Néanmoins, s’il est un signe identitaire, ce vêtement féminin, porté dans l’espace public est également le reflet de l’organisation d’une société particulièrement rigide en matière de mœurs, où tout est réglementé pour éviter la relation sexuelle illicite. Ainsi, que cela soit dans l’espace public ou privé, on observe une séparation totale des sexes. Le corps de la femme, objet d’interdits religieux, est garant de l’honneur et de la virilité de l’homme, en lien avec l’inviolabilité de son territoire. Il se doit donc d’être contrôlé. Il est par exemple interdit de photographier une femme, même entièrement drapée. Cette interdiction est valable pour les étrangers, mais pour les mozabites eux-mêmes.

Cette séparation des sexes s’exprime également dans l’architecture des maisons conçues pour éviter les contacts entre l’épouse et les hommes de sa belle-famille. Des codes sont établis entre les habitants de la maison afin d’éviter toute rencontre incongrue dans une même pièce. Zineb, jeune femme mozabite qui m’accompagne lors de ma visite de Ghardaïa m’explique qu’elle doit signaler sa présence en frappant la porte, afin de ne pas croiser son beau-frère dans la maison. Cette séparation se perçoit aussi dans l’aménagement des boutiques, qui disposent d’une entrée principale à laquelle seuls les hommes ont accès. Les femmes sont interdites d’entrée et doivent s’adresser au vendeur via un petit guichet latéral.

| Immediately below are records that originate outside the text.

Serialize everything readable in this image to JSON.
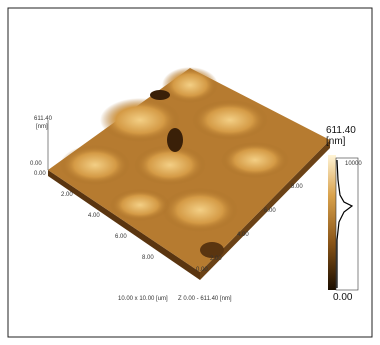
{
  "z_axis": {
    "max": "611.40",
    "unit": "[nm]",
    "min": "0.00"
  },
  "x_axis_labels": [
    "0.00",
    "2.00",
    "4.00",
    "6.00",
    "8.00"
  ],
  "corner_label": "0.00",
  "y_axis_labels": [
    "2.00",
    "4.00",
    "6.00",
    "8.00"
  ],
  "colorbar": {
    "max": "611.40",
    "unit": "[nm]",
    "min": "0.00",
    "hist_max": "10000"
  },
  "caption": {
    "size": "10.00 x 10.00 [um]",
    "z_range": "Z  0.00 - 611.40 [nm]"
  }
}
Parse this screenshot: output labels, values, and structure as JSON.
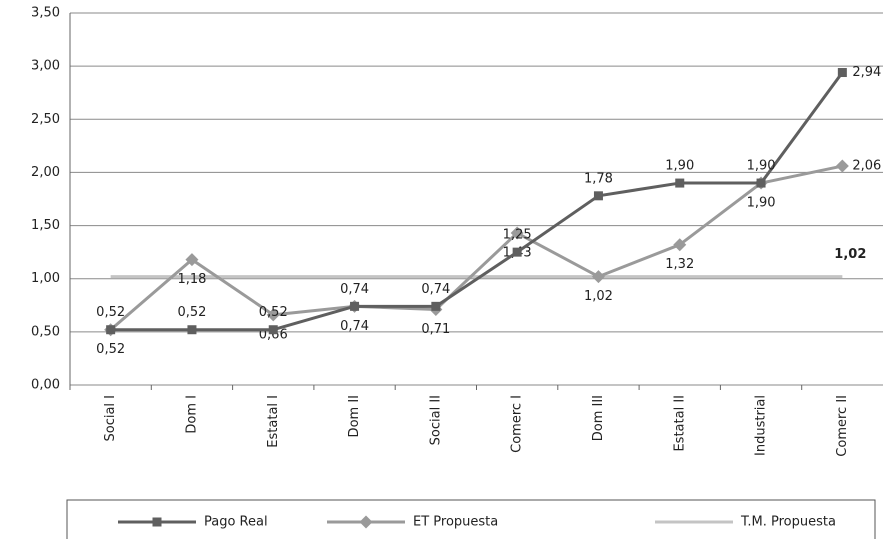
{
  "chart_data": {
    "type": "line",
    "categories": [
      "Social I",
      "Dom I",
      "Estatal I",
      "Dom II",
      "Social II",
      "Comerc I",
      "Dom III",
      "Estatal II",
      "Industrial",
      "Comerc II"
    ],
    "series": [
      {
        "name": "Pago Real",
        "color": "#5f5f5f",
        "marker": "square",
        "values": [
          0.52,
          0.52,
          0.52,
          0.74,
          0.74,
          1.25,
          1.78,
          1.9,
          1.9,
          2.94
        ],
        "value_labels": [
          "0,52",
          "0,52",
          "0,52",
          "0,74",
          "0,74",
          "1,25",
          "1,78",
          "1,90",
          "1,90",
          "2,94"
        ]
      },
      {
        "name": "ET Propuesta",
        "color": "#9a9a9a",
        "marker": "diamond",
        "values": [
          0.52,
          1.18,
          0.66,
          0.74,
          0.71,
          1.43,
          1.02,
          1.32,
          1.9,
          2.06
        ],
        "value_labels": [
          "0,52",
          "1,18",
          "0,66",
          "0,74",
          "0,71",
          "1,43",
          "1,02",
          "1,32",
          "1,90",
          "2,06"
        ]
      },
      {
        "name": "T.M. Propuesta",
        "color": "#c4c4c4",
        "marker": "none",
        "values": [
          1.02,
          1.02,
          1.02,
          1.02,
          1.02,
          1.02,
          1.02,
          1.02,
          1.02,
          1.02
        ],
        "value_labels": [
          null,
          null,
          null,
          null,
          null,
          null,
          null,
          null,
          null,
          "1,02"
        ]
      }
    ],
    "ylim": [
      0,
      3.5
    ],
    "yticks": [
      {
        "value": 0,
        "label": "0,00"
      },
      {
        "value": 0.5,
        "label": "0,50"
      },
      {
        "value": 1,
        "label": "1,00"
      },
      {
        "value": 1.5,
        "label": "1,50"
      },
      {
        "value": 2,
        "label": "2,00"
      },
      {
        "value": 2.5,
        "label": "2,50"
      },
      {
        "value": 3,
        "label": "3,00"
      },
      {
        "value": 3.5,
        "label": "3,50"
      }
    ],
    "grid": true,
    "legend": "bottom"
  }
}
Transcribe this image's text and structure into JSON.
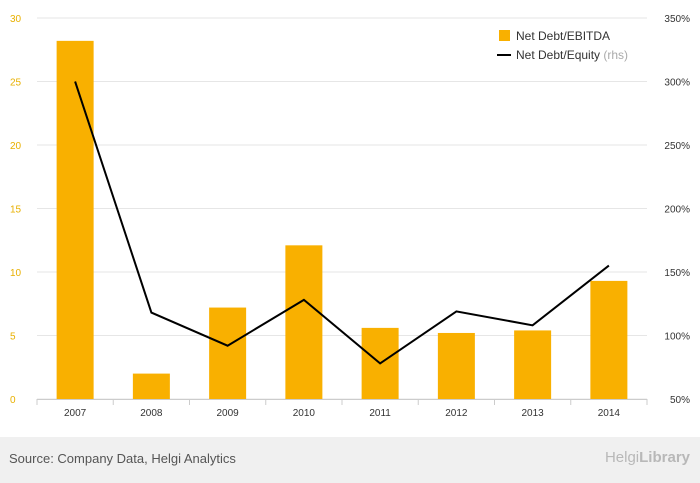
{
  "chart_data": {
    "type": "bar",
    "categories": [
      "2007",
      "2008",
      "2009",
      "2010",
      "2011",
      "2012",
      "2013",
      "2014"
    ],
    "series": [
      {
        "name": "Net Debt/EBITDA",
        "type": "bar",
        "axis": "left",
        "color": "#f9b000",
        "values": [
          28.2,
          2.0,
          7.2,
          12.1,
          5.6,
          5.2,
          5.4,
          9.3
        ]
      },
      {
        "name": "Net Debt/Equity",
        "type": "line",
        "axis": "right",
        "color": "#000000",
        "values": [
          300,
          118,
          92,
          128,
          78,
          119,
          108,
          155
        ]
      }
    ],
    "y_left": {
      "min": 0,
      "max": 30,
      "ticks": [
        "0",
        "5",
        "10",
        "15",
        "20",
        "25",
        "30"
      ]
    },
    "y_right": {
      "min": 50,
      "max": 350,
      "ticks": [
        "50%",
        "100%",
        "150%",
        "200%",
        "250%",
        "300%",
        "350%"
      ]
    },
    "grid": true,
    "legend": {
      "position": "top-right",
      "rhs_note": "(rhs)"
    }
  },
  "footer": {
    "source": "Source: Company Data, Helgi Analytics",
    "logo_light": "Helgi",
    "logo_bold": "Library"
  }
}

Il s’agit donc de contrôler par tous les moyens la sexualité, afin de ne laisser aucune brèche qui puisse conduire à une relation illicite.

Cet isolement extrême des femmes a longtemps été une énigme pour les ethnologues.

Aujourd’hui heureusement, des changements jaillissent progressivement allant dans le sens de la modernité, mais avec un désir malgré tout de sauvegarder les traditions. Il existe des familles mozabites réformistes qui misent sur l’éducation universitaire de leurs filles, même si des familles plus traditionnelles empêchent encore les femmes à sortir de chez elles sans tuteur masculin, leur interdisant l’accès à l’école publique et les destinant à des métiers manuels.

Entre tradition et modernité, les Mozabites restent attachés au tabou féminin et continuent de fasciner.

Le hasard a voulu qu’alors que je photographiais une ruelle caractéristique, une femme est sortie de sa maison au même moment. Cela a permis cette photo inédite !

 

Muriel de Hemptinne, née de Failly, épouse de Frédéric de Hemptinne, fils de Max et Marie de Hemptinne

 

Références et lectures : Les Ibadites, mode de vie, organisation et patrimoine d’une minorité musulmane dans le Maghreb en ébullition, conçu et coordonné par Virginie Prevost, chercheuse à l’ULB, Belgique, in Horizons maghrébins, le droit à la mémoire, n°76/2017, 198 pages.